Präsident Nicolas Sarkozy vermutet hinter dem Angriff bereits einen antisemitischen Täter. Laut Sarkozy handelt es sich bei dem Schützen auch um denselben, der die Anschläge auf die Soldaten verübt hatte. "Jedes Mal, wenn dieser Mann in Aktion tritt, handelt er, um zu töten. Er lässt seinen Opfern keine Chance", so Frankreichs Präsident. Der Mann sei gefährlich und müsse schnellstens gefasst werden.

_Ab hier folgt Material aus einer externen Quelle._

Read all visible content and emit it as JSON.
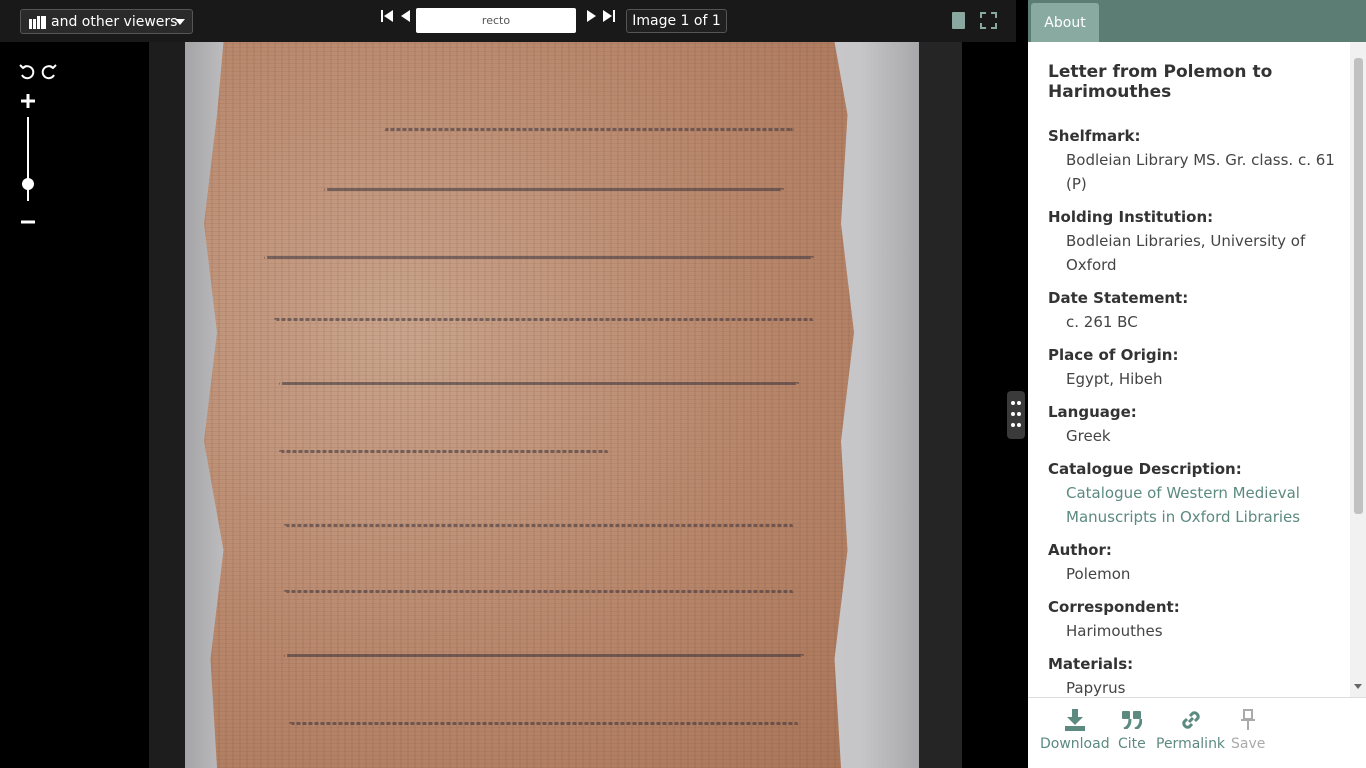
{
  "toolbar": {
    "viewers_label": "and other viewers",
    "page_input_value": "recto",
    "image_count": "Image 1 of 1"
  },
  "panel": {
    "tab_about": "About",
    "title": "Letter from Polemon to Harimouthes",
    "fields": [
      {
        "label": "Shelfmark:",
        "value": "Bodleian Library MS. Gr. class. c. 61 (P)"
      },
      {
        "label": "Holding Institution:",
        "value": "Bodleian Libraries, University of Oxford"
      },
      {
        "label": "Date Statement:",
        "value": "c. 261 BC"
      },
      {
        "label": "Place of Origin:",
        "value": "Egypt, Hibeh"
      },
      {
        "label": "Language:",
        "value": "Greek"
      },
      {
        "label": "Catalogue Description:",
        "value": "Catalogue of Western Medieval Manuscripts in Oxford Libraries"
      },
      {
        "label": "Author:",
        "value": "Polemon"
      },
      {
        "label": "Correspondent:",
        "value": "Harimouthes"
      },
      {
        "label": "Materials:",
        "value": "Papyrus"
      }
    ]
  },
  "actions": {
    "download": "Download",
    "cite": "Cite",
    "permalink": "Permalink",
    "save": "Save"
  },
  "colors": {
    "accent": "#5c7d74",
    "tab_active": "#89aaa1",
    "link": "#5c8a80"
  },
  "icons": [
    "iiif-logo",
    "first-page-icon",
    "prev-page-icon",
    "next-page-icon",
    "last-page-icon",
    "single-page-view-icon",
    "fullscreen-icon",
    "rotate-left-icon",
    "rotate-right-icon",
    "zoom-in-icon",
    "zoom-out-icon",
    "download-icon",
    "quote-icon",
    "link-icon",
    "pin-icon"
  ]
}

Der Sprecher der Sozialisten, Benoît Hamon, erklärte, seine Partei werde den Wahlkampf vorübergehend aussetzen, wobei auch der sozialistische Präsidentschaftsbewerber François Hollande am Nachmittag "aus Solidarität" nach Toulouse fuhr. Rechtspopulistin Marine Le Pen setzte eine Wahlkampf-Debatte aus. Ein Sprecher des israelischen Außenministeriums sagte, Israel sei schockiert und vertraue auf die französischen Behörden, das Drama schnell aufzuklären. Der Bürgermeister von Toulouse sagte geplante Karnevalsfeiern ab. Zugleich wurde auch der Schutz anderer religiöser Einrichtungen im ganzen Land verstärkt - auch der Koranschulen. Für jüdische Einrichtungen bestehen seit 2005 verstärkte Sicherheitsvorkehrungen, nachdem diese in den vergangenen Jahrzehnten wiederholt Ziel von Anschlägen wurden.